Kholodkov N S has completed his Master’s degree in Material Science and Technologies from Moscow University of Steel and Alloys. He has worked in the field of magnetic measurements of weak magnetic fields produced by corrosion currents. Currently, he is a PhD student of NUST “MISiS” and is working with soft magnetic powders.

Composite materials consisting of magnetic particles in polymer matrix have a wide area of potential application. In most cases the alloy nano-powders are obtained by means of polyol method or ball milling technique. These fabrication methods are characterized by low cost efficiency, but need multi-stage production process. In addition, the magnetic properties of obtained nano-powders do not strictly correspond to alloy state characteristics. In the present report the new cost effective method of nano-powder production is provided. It is the cavitation destruction that allows obtaining various magnetic nanoparticles with good magnetic properties close to those of well-known solid-state alloys. Cavitation is the process of formation and collapsing of low pressure bubbles near the surface of quickly moving object in a liquid. The collapse of tiny bubbles produces the intense shockwave that knocks out small particles from the object’s surface into liquid. Resonance piezo-ceramic vibrator has been used in home-made laboratory facility to provide cavitation process. Fe₇₃Co₂₇ nanoparticles with very high saturation magnetization were obtained in different liquids such as benzyl alcohol, methyl methacrylate and water. Rather narrow particle size distributions not exceeded 18% were obtained in all liquids studied. It is found that the average particle size strictly depends on the liquid viscosity. It is given by 475 nm in methyl methacrylate, 196 nm in benzyl alcohol and 80 nm in water, respectively. Magnetic properties of 475 nm Fe₇₃Co₂₇ particles in polymeric matrix were investigated. In the fields of approximately 4 kOe composite were almost saturated, and full saturation was achieved in fields not exceeded 6 kOe. The highest saturation magnetization for this composite was equaled Ms=245.3 emu/g. Using cheap Fe₇₀Co₂₇ nano-powders with high saturation magnetization and small coercive force allows us to reduce the total amount of powder in polymer composite showing increased heating efficiency in alternating magnetic field. These magnetic particles are promising for biomedical applications, in particular, for hyperthermia treatment.

Kaustav B. Arya was Former child scientist of national children’s science congress-2017. He is Member of American Physical Society and currently undergoing research in different innovations in material science associated with Institute of Advanced Study In Science and Technology, India.

Life vests are the most reliable suits during water emergencies, such as boating, swimming (in case of non-swimmers), etc.
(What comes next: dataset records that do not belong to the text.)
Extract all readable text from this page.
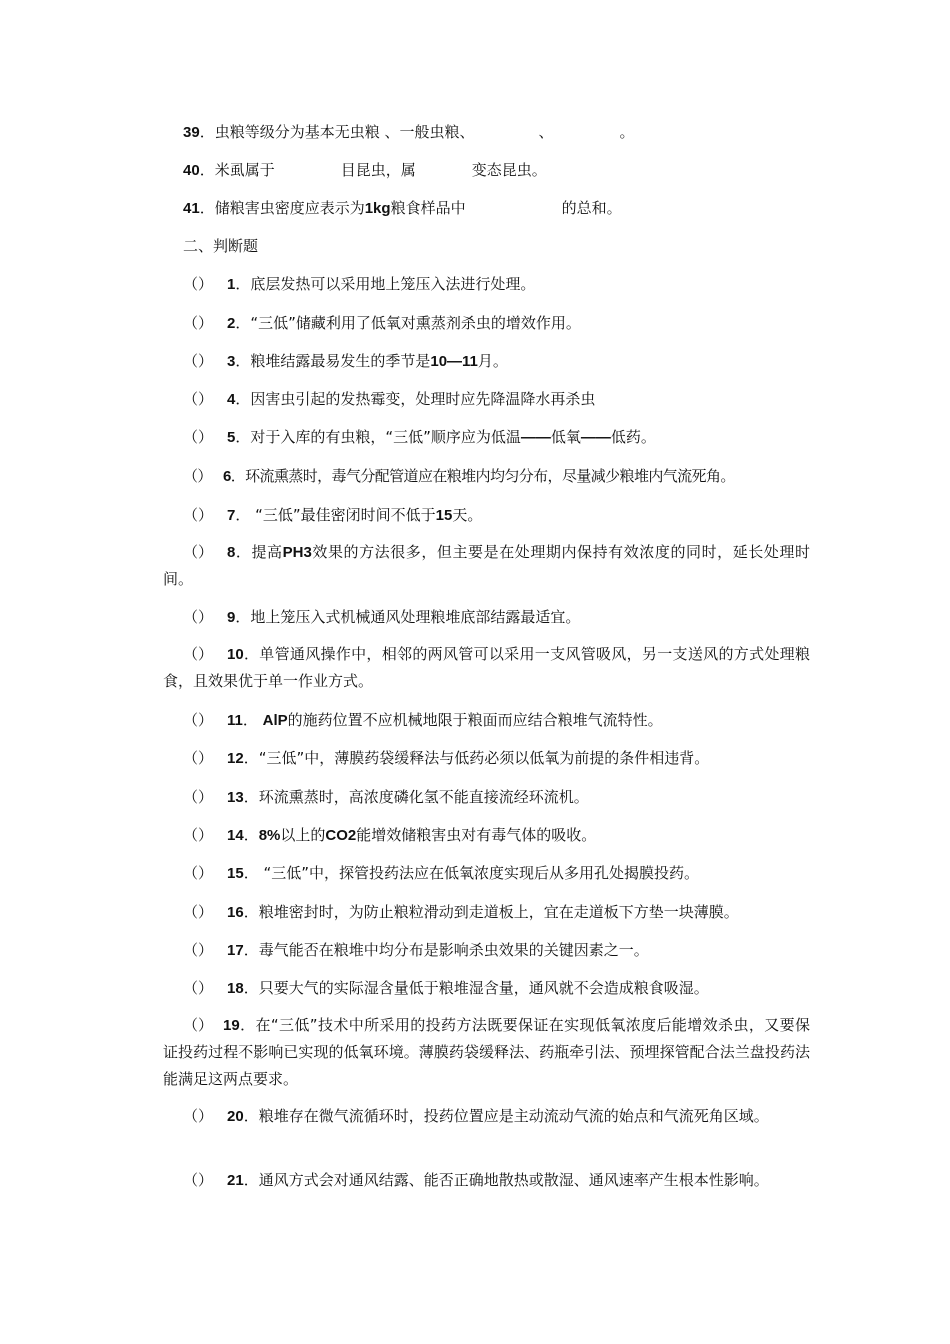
39．虫粮等级分为基本无虫粮 、一般虫粮、	、	。
40．米虱属于	目昆虫，属	变态昆虫。
41．储粮害虫密度应表示为1kg粮食样品中	的总和。
二、判断题
（） 1．底层发热可以采用地上笼压入法进行处理。
（） 2．“三低”储藏利用了低氧对熏蒸剂杀虫的增效作用。
（） 3．粮堆结露最易发生的季节是10—11月。
（） 4．因害虫引起的发热霉变，处理时应先降温降水再杀虫
（） 5．对于入库的有虫粮，“三低”顺序应为低温——低氧——低药。
（） 6．环流熏蒸时，毒气分配管道应在粮堆内均匀分布，尽量减少粮堆内气流死角。
（） 7． “三低”最佳密闭时间不低于15天。
（） 8．提高PH3效果的方法很多，但主要是在处理期内保持有效浓度的同时，延长处理时间。
（） 9．地上笼压入式机械通风处理粮堆底部结露最适宜。
（） 10．单管通风操作中，相邻的两风管可以采用一支风管吸风，另一支送风的方式处理粮食，且效果优于单一作业方式。
（） 11． AlP的施药位置不应机械地限于粮面而应结合粮堆气流特性。
（） 12．“三低”中，薄膜药袋缓释法与低药必须以低氧为前提的条件相违背。
（） 13．环流熏蒸时，高浓度磷化氢不能直接流经环流机。
（） 14．8%以上的CO2能增效储粮害虫对有毒气体的吸收。
（） 15． “三低”中，探管投药法应在低氧浓度实现后从多用孔处揭膜投药。
（） 16．粮堆密封时，为防止粮粒滑动到走道板上，宜在走道板下方垫一块薄膜。
（） 17．毒气能否在粮堆中均分布是影响杀虫效果的关键因素之一。
（） 18．只要大气的实际湿含量低于粮堆湿含量，通风就不会造成粮食吸湿。
（） 19．在“三低”技术中所采用的投药方法既要保证在实现低氧浓度后能增效杀虫，又要保证投药过程不影响已实现的低氧环境。薄膜药袋缓释法、药瓶牵引法、预埋探管配合法兰盘投药法能满足这两点要求。
（） 20．粮堆存在微气流循环时，投药位置应是主动流动气流的始点和气流死角区域。
（） 21．通风方式会对通风结露、能否正确地散热或散湿、通风速率产生根本性影响。
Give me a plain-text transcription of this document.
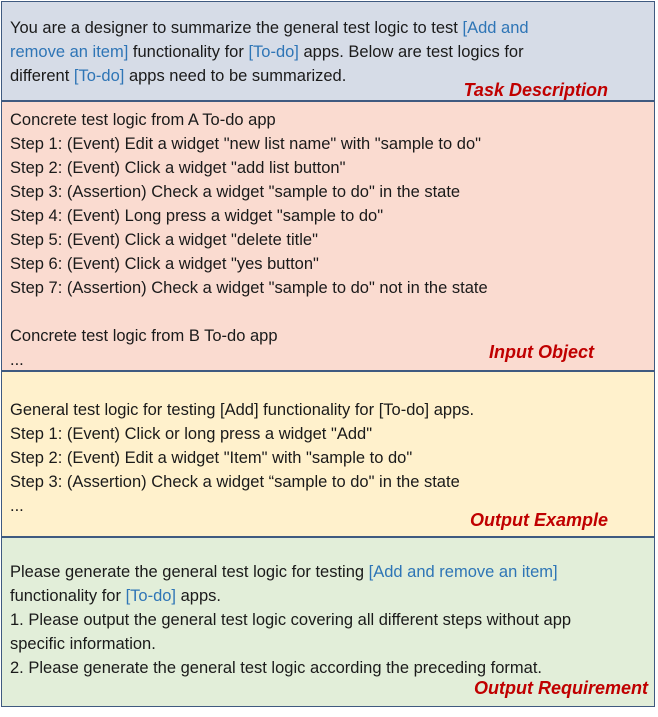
You are a designer to summarize the general test logic to test [Add and
remove an item] functionality for [To-do] apps. Below are test logics for
different [To-do] apps need to be summarized.
Task Description
Concrete test logic from A To-do app
Step 1: (Event) Edit a widget "new list name" with "sample to do"
Step 2: (Event) Click a widget "add list button"
Step 3: (Assertion) Check a widget "sample to do" in the state
Step 4: (Event) Long press a widget "sample to do"
Step 5: (Event) Click a widget "delete title"
Step 6: (Event) Click a widget "yes button"
Step 7: (Assertion) Check a widget "sample to do" not in the state
Concrete test logic from B To-do app
...	Input Object
General test logic for testing [Add] functionality for [To-do] apps.
Step 1: (Event) Click or long press a widget "Add"
Step 2: (Event) Edit a widget "Item" with "sample to do"
Step 3: (Assertion) Check a widget “sample to do" in the state
...
Output Example
Please generate the general test logic for testing [Add and remove an item]
functionality for [To-do] apps.
1. Please output the general test logic covering all different steps without app
specific information.
2. Please generate the general test logic according the preceding format.
Output Requirement
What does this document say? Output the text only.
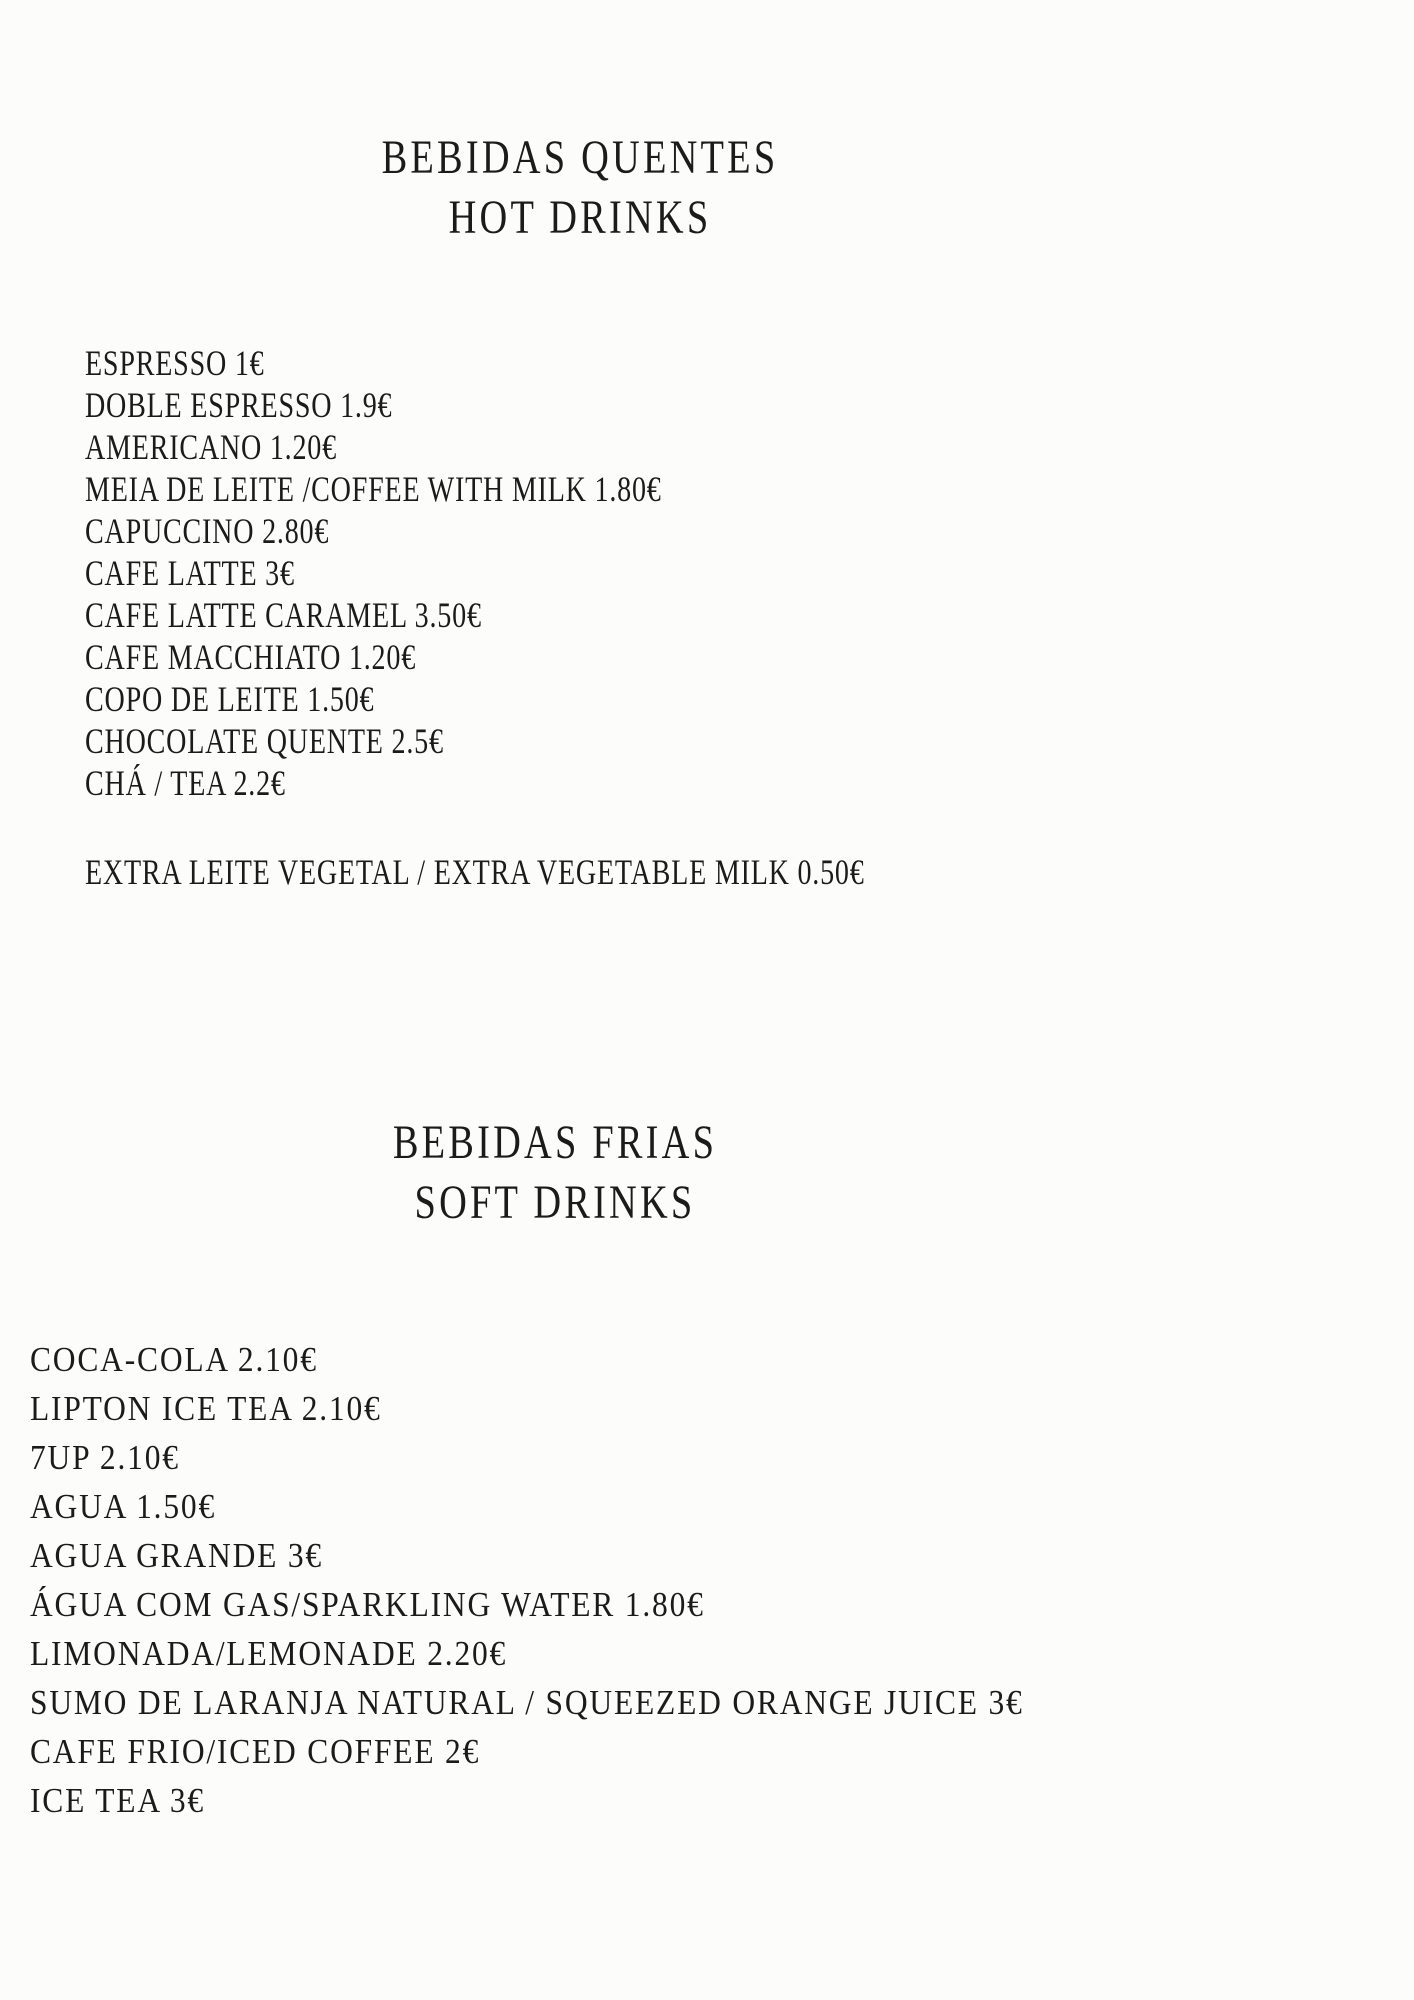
BEBIDAS QUENTES
HOT DRINKS
ESPRESSO 1€
DOBLE ESPRESSO 1.9€
AMERICANO 1.20€
MEIA DE LEITE /COFFEE WITH MILK 1.80€
CAPUCCINO 2.80€
CAFE LATTE 3€
CAFE LATTE CARAMEL 3.50€
CAFE MACCHIATO 1.20€
COPO DE LEITE 1.50€
CHOCOLATE QUENTE 2.5€
CHÁ / TEA 2.2€
EXTRA LEITE VEGETAL / EXTRA VEGETABLE MILK 0.50€
BEBIDAS FRIAS
SOFT DRINKS
COCA-COLA 2.10€
LIPTON ICE TEA 2.10€
7UP 2.10€
AGUA 1.50€
AGUA GRANDE 3€
ÁGUA COM GAS/SPARKLING WATER 1.80€
LIMONADA/LEMONADE 2.20€
SUMO DE LARANJA NATURAL / SQUEEZED ORANGE JUICE 3€
CAFE FRIO/ICED COFFEE 2€
ICE TEA 3€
But I have found some deadly errors in common life vests. To overcome this problem, I have observed the problems of common life vests and made the naval vest without any problem. My objective was to make new generation multipurpose and more efficient life vest. After my research, I have found a special polymer. I have used this special material in my innovation. This is expanded polyethylene which is made of petroleum. It is a hydrocarbon {(C₂H₄)n}. The density of this polyethylene is very less, even less than water. The capillarity of this material is nil. That is why it does not absorb water even after being in it for a long time. For these specialties it is more suitable for naval vest than any other material. To make this vest, this material is dressed up with non-permeable synthetic nylon cloth. Additionally, I have attached one pair of hand gloves made of synthetic nylon cloth over the vest. Now I can claim that this vest will create its own space among people and it will contribute something valuable in the field of sustainable development by saving lives of mankind.